Um referendo que desagrada a Edimburgo e aos escoceses, que rejeitam a ideia de abandonar Bruxelas. Entrando pelo campo da especulação, os analistas disseram que os escoceses podem aproveitá-lo para voltar a agitar a bandeira da independência.

O mais provável, porém, é que os nacionalistas escoceses pressionem Cameron a conceder mais autonomia política e económica ao governo de Edimburgo. Nicola Sturgeon fez exigências durante a campanha: por exemplo o direito de aumentar, na Escócia, o salário mínimo, o direito de passar legislação baixando ou eliminando as propinas universitárias, manter no país uma maior percentagem dos impostos pagos pelos escoceses e que são canalizados para o orçamento da união.

Uma derrota sem precedentes sofreu também o Partido Liberal-Democrata, parceiro de coligação de Cameron no governo anterior. Nick Clegg, que era vice-primeiro-ministro, conseguiu manter o seu lugar de deputado, mas perdeu quase toda a sua bancada – em 2010, elegeram 57 deputados, neste Parlamento deverão ter oito. “Foi uma noite cruel e castigadora”, disse Clegg que, a meio da manhã anunciou a sua demissão da liderança do partido.

Esperava-se o fim do escrutínio para se perceber a posição dos pequenos partidos. O Verde manteve um deputado (o segundo estava em dúvida), o UKIP (anti-imigração e anti-Europa) elegeu também um mas seu o líder do partido, Nigel Farage, não conseguiu ganhar o seu círculo eleitoral de South Thanet. O futuro deste partido estava também em causa com a promessa de Farage – o homem que carrega o partido nos ombros – de se retirar da política se falhasse Westminster. Outras formações políticas (independentes, partidos galeses e norte-irlandeses) elegeram dez deputados.

“Esta eleição tem profundas implicações para o país”, disse um derrubado Nick Clegg que, ao longo da vertiginosa noite eleitoral, ainda queria acreditar que as sondagens à boca das urnas estavam profundamente erradas. Estavam – o resultado dos liberais-democratas ainda foi pior do que o previsto.

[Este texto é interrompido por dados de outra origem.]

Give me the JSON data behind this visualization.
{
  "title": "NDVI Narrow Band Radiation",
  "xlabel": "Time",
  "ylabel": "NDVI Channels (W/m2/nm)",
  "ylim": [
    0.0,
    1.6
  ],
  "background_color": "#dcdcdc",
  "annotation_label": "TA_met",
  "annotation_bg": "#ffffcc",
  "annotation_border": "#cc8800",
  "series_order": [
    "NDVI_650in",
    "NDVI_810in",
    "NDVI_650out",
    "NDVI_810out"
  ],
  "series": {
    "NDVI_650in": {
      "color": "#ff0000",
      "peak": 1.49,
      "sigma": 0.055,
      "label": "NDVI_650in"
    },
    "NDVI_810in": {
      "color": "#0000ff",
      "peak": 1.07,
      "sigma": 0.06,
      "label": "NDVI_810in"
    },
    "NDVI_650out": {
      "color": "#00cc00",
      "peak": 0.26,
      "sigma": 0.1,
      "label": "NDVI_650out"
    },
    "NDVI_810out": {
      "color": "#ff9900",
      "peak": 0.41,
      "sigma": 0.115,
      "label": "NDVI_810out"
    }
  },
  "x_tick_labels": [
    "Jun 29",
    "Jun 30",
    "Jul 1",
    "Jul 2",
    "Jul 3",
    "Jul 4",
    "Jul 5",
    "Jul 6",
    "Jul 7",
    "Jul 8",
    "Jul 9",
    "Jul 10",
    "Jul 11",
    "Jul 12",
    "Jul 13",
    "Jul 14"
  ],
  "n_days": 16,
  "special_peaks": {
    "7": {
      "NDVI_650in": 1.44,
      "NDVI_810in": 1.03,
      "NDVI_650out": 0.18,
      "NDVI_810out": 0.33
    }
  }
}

As empresas de estudos de opinião sofreram a maior humilhação da noite. Durante semanas, projectaram um Reino Unido à beira de uma crise política com um Parlamento sem maiorias – um cenário de medo que pode ter convencido muitos milhões de eleitores que, a horas do encerramento das urnas, ainda diziam que estavam indecisos; terão sido eles a decidir o resultado. A projecção à boca das urnas aproximou-se mais da realidade, ao apostar que Cameron se manteria primeiro-ministro, mas também acertou ao lado.